Entre os projetos distinguidos está o de Ana Esteves, da Faculdade de Engenharia da Universidade do Porto (FEUP), que procura tornar a produção de microalgas mais eficiente, sustentável e economicamente viável. A investigação combina diferentes espetros de luz e frequências sonoras para estimular o crescimento das microalgas e promover o seu agrupamento natural, facilitando a separação da água. A abordagem poderá permitir reduzir o consumo de energia e evitar a utilização de aditivos químicos neste processo. Numa fase posterior, o projeto prevê ainda recorrer a modelos de inteligência artificial para otimizar os processos, numa lógica de bioeconomia circular.

Na área das energias renováveis, Fátima Santos, também da FEUP, está a desenvolver uma nova geração de células fotovoltaicas sensibilizadas por corante, conhecidas como DSSC. O objetivo é aproveitar a luz disponível em espaços interiores, como casas e escritórios, e convertê-la em eletricidade. A tecnologia poderá alimentar dispositivos de baixo consumo e sensores da Internet das Coisas (IoT), reduzindo a necessidade de substituição de baterias. Uma das possibilidades em estudo passa pela integração destas células em superfícies como janelas, permitindo aproveitar a luz disponível tanto no interior como no exterior.

Na saúde, Cláudia Martins, do i3S da Universidade do Porto, trabalha numa solução para combater as células cancerígenas que permanecem no cérebro depois da cirurgia ao glioblastoma, um dos tumores cerebrais mais agressivos em adultos. O projeto prevê o desenvolvimento de um pequeno implante colocado no local onde o tumor foi removido. O dispositivo funcionará como um reservatório inteligente de medicamentos, permitindo libertar quimioterapia de forma faseada e localizada, ao mesmo tempo que combina mecanismos destinados a bloquear a resistência das células tumorais e a travar a sua proliferação.

Também na área da saúde, Inês Alves, do i3S, Universidade do Porto e Universidade de Aveiro, procura novas pistas para o diagnóstico precoce do Lúpus Eritematoso Sistémico. A investigadora estuda as alterações dos açúcares presentes à superfície das células dos tecidos afetados pela doença e a forma como estas alterações influenciam a resposta do sistema imunitário.

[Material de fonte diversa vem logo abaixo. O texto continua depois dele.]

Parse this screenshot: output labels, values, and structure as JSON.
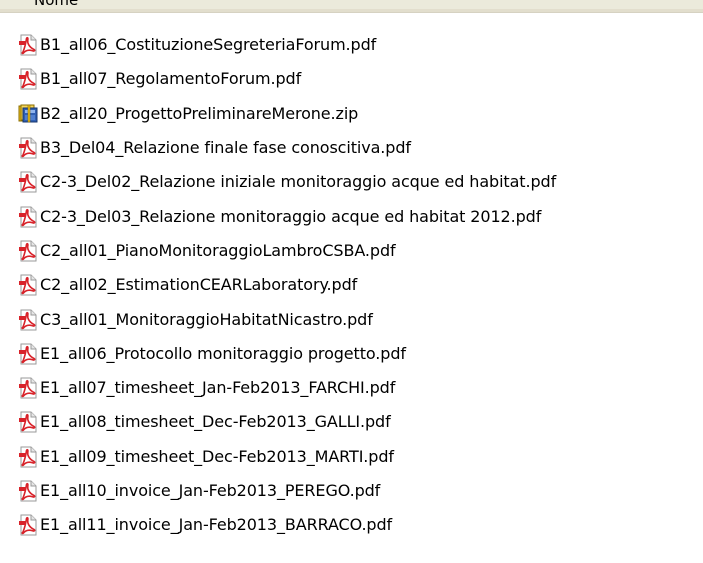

A identificação de padrões específicos de açúcares e anticorpos poderá abrir novas possibilidades para detetar a doença numa fase mais precoce e evitar danos irreversíveis nos órgãos e tecidos.

Mais de 1 milhão de euros investidos em Portugal
Criado globalmente em 1998 pela Fundação L’Oréal e pela UNESCO, o programa “For Women in Science” chegou a Portugal em 2004, através do L’Oréal Groupe em Portugal e em parceria com a FCT. Desde então, a iniciativa já distinguiu mais de 70 jovens cientistas doutoradas em Portugal e, segundo os promotores, o investimento da Fundação L’Oréal na investigação científica no feminino no país ultrapassou já 1 milhão de euros.
A iniciativa já distinguiu mais de 70 jovens cientistas doutoradas em Portugal, desde 2004.
A nível global, o programa já distinguiu mais de 4.500 investigadoras em 140 países. Sete das laureadas internacionais acabaram posteriormente por conquistar o Prémio Nobel da Ciência.
Em Portugal, as Medalhas de Honra L’Oréal distinguem projetos nas áreas das Ciências, Engenharias e Tecnologias aplicadas à Saúde e ao Ambiente, procurando transformar investigação científica em soluções com potencial de aplicação na sociedade e na economia.